Donaldson has a point. Plonking a robot in splendid isolation in the warehouse, so it can bring materials from storage to a wide-format printer may be eye catching, ego tickling and trendy but is it really going to deliver a return on investment? Among the other real world issues that wide-format printers have to ponder are space (which most don’t have enough of or, if they do, is inconveniently shaped), substrates (a robotic press minder can’t always stand back while a long run job on the same stock rattles off the printer) and integration (given this sector probably lags the rest of the printing industry when it comes to automating its total workflow).
Before any of you become intoxicated by visions of running an entirely automated print plant, you should heed Donaldson’s warning to think deeply about the likely impact of automation – be it cognitive computing or robots – on your workforce. “Rather than eliminating jobs, automation is eliminating portions of jobs, so the impact on a worker is usually not to see their job eliminated but to have 30-40% more time,” says Alsbridge’s head of intelligent process automation. “The challenge for companies is how to reskill workers to make the best use of that additional time.” In the long run, companies need to address employee concerns so that job functions can change, new skills are acquired and workers’ skills remain relevant.
So, in this scenario, it is probably more realistic to envisage – and we’re talking about some point in the future here, as the timing will vary from company to company according to their states of readiness, willingness to invest and perception of customer demand – three staff doing the work of five, rather than having no employees in the print production operation at all.
We also need to get out of the habit of seeing robotics in the stereotypical context defined by such famous fictional robots as C3PO in Star Wars, Wall-e or Dr Who’s best friend K9. As the ‘Economist’ put it in its technological survey last year, in the long run: “Robotic prowess will, to some extent, be taken for granted. It will be in the nature of cars to drive themselves, of floors to be clean, and of supplies to move around offices; the robotic underpinnings of such things will be invisible.”

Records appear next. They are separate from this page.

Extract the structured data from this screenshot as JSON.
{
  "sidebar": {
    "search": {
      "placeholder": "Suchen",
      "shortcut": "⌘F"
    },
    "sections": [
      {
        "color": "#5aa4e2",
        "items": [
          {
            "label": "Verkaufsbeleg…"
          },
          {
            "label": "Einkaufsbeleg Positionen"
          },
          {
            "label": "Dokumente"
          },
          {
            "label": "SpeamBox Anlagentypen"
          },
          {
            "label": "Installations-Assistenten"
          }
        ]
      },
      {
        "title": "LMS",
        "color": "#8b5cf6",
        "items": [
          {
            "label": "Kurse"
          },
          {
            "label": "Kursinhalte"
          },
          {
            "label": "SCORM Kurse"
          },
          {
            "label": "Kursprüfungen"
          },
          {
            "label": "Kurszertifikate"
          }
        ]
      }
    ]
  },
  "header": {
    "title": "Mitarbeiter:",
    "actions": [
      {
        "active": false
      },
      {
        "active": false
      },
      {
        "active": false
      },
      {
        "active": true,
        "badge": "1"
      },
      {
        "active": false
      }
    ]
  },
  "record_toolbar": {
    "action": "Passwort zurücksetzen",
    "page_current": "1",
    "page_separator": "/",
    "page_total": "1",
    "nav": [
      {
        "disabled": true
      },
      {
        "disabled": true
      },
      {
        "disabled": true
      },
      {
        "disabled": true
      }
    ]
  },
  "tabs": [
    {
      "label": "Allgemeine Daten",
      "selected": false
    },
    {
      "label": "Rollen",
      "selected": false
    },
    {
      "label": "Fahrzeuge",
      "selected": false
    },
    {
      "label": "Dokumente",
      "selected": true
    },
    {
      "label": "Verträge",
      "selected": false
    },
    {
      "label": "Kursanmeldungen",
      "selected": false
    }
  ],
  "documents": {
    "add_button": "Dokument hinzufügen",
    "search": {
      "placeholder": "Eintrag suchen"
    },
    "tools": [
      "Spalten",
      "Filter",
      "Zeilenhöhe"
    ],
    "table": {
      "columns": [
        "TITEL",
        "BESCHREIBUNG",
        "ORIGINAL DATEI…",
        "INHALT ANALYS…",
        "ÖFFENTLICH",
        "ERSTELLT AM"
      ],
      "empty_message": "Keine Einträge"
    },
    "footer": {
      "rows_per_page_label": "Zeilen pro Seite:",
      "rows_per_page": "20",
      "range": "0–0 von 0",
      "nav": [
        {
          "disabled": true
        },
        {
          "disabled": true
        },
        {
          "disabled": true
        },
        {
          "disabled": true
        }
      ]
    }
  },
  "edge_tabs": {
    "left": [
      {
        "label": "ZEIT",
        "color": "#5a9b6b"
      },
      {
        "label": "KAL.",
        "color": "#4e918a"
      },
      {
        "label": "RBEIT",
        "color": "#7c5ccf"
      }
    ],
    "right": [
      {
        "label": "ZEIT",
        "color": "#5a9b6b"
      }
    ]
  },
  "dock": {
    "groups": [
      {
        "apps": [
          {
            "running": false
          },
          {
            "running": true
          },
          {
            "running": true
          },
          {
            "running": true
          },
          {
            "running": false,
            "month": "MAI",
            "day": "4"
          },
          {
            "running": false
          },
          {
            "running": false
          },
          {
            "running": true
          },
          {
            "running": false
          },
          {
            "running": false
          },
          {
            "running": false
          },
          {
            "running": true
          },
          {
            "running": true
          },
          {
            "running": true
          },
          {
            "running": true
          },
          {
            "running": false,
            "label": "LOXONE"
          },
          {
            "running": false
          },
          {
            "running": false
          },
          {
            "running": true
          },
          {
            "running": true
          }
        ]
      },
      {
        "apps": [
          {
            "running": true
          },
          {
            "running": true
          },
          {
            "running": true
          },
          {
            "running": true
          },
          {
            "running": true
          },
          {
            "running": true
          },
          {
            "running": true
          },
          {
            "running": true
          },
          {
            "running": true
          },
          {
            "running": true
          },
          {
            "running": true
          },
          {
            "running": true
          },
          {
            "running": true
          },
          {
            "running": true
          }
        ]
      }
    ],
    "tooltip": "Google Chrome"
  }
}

Printing is an industry that was founded on technological change and, in the last 30 years, been transformed – and, if we’re being honest, scarred – by it. For every PSP that relishes the role of early adopter, there is another worrying about the risk that the leading edge of technology becomes a bleeding edge. And robotics is not some incremental technological change – it’s not as straightforward as, for example, investing in a faster new printer – it is a great leap that wide-format printers need to think long and hard about. And, as ever, the trap to be avoided is not to see the investment in purely technical terms. Get it wrong, and this revolution could wreck your business. Get it right, and it could transform your business.